The Italian Almanac
The diamond Planet
Italian scientists have helped locate a planet likely made entirely of diamonds in the Milky Way. The planet is believed to be a former star about 20 times denser than Jupiter and is made of carbon and oxygen in a crystalline state. It was discovered by an international team of researchers coordinated by Swinburne University of Technology in Australia, including scientists at the Cagliari Observatory at the National Institute of Astrophysics (INAF) and the University of Cagliari in Sardinia.
Located approximately 4,000 light years away from Earth in the constellation of Serpens, the planet is believed to rotate around the extremely dense nucleus of a degenerate neutron star, which is known as a pulsar. Pulsars are generally 20 kilometers in diameter and emit a beam of radio waves that are picked up by telescopes such as those at INAF in the form of radio pulses.
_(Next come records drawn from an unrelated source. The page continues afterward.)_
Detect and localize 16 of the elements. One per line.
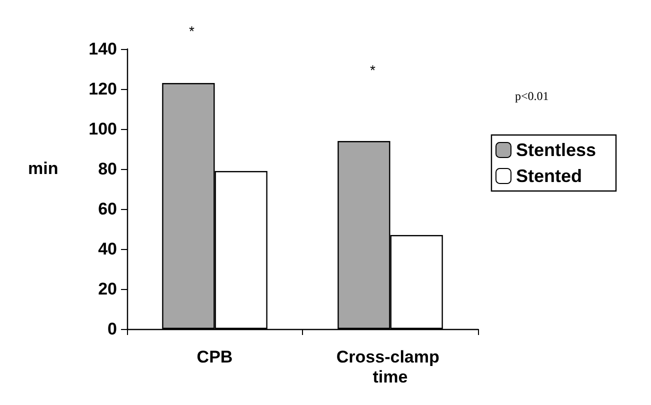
- y-tick-label: 80: [98, 160, 117, 178]
- legend-label: Stented: [516, 166, 582, 186]
- y-tick-label: 20: [98, 280, 117, 298]
- y-tick-label: 100: [88, 120, 117, 138]
- x-tick-label: CPB: [196, 348, 233, 366]
- y-axis-title: min: [28, 159, 58, 178]
- y-tick-label: 120: [88, 80, 117, 98]
- y-tick-label: 40: [98, 240, 117, 258]
- y-tick-label: 60: [98, 200, 117, 218]
- y-tick-label: 0: [108, 320, 117, 338]
- annotation: *: [370, 62, 376, 78]
- text: *: [189, 23, 195, 39]
- text: p<0.01: [515, 89, 549, 103]
- x-tick-label: Cross-clamp time: [336, 348, 444, 386]
- y-tick-label: 140: [88, 40, 117, 58]
- legend-label: Stentless: [516, 140, 596, 160]
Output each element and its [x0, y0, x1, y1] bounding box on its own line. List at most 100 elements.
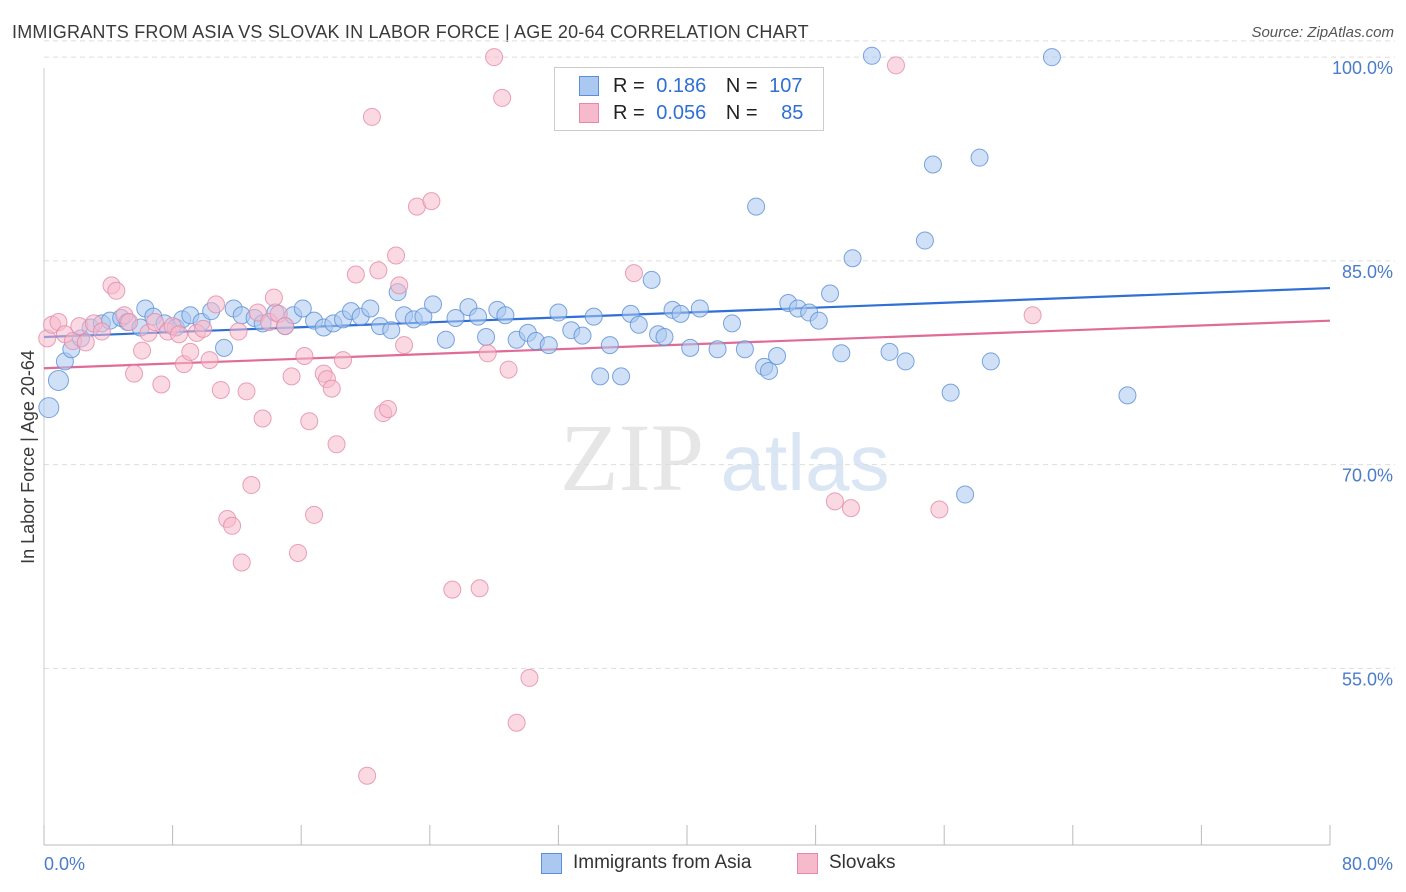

The planet takes roughly two hours and 10 minutes to complete its orbit around the pulsar while simultaneously rotating 173 times in just two seconds, a process which scientists say caused the star to shed 99.9% of its original mass. "We know of a few other systems, called ultra-compact low-mass X-ray binaries, that are likely to be evolving according to the scenario above and may represent the progenitors of a pulsar like this one," said INAF director Andrea Possenti.
At an estimated 10,000,000,000,000,000,000,000,000,000,000 carats, the planet is believed to be the largest diamond in the universe.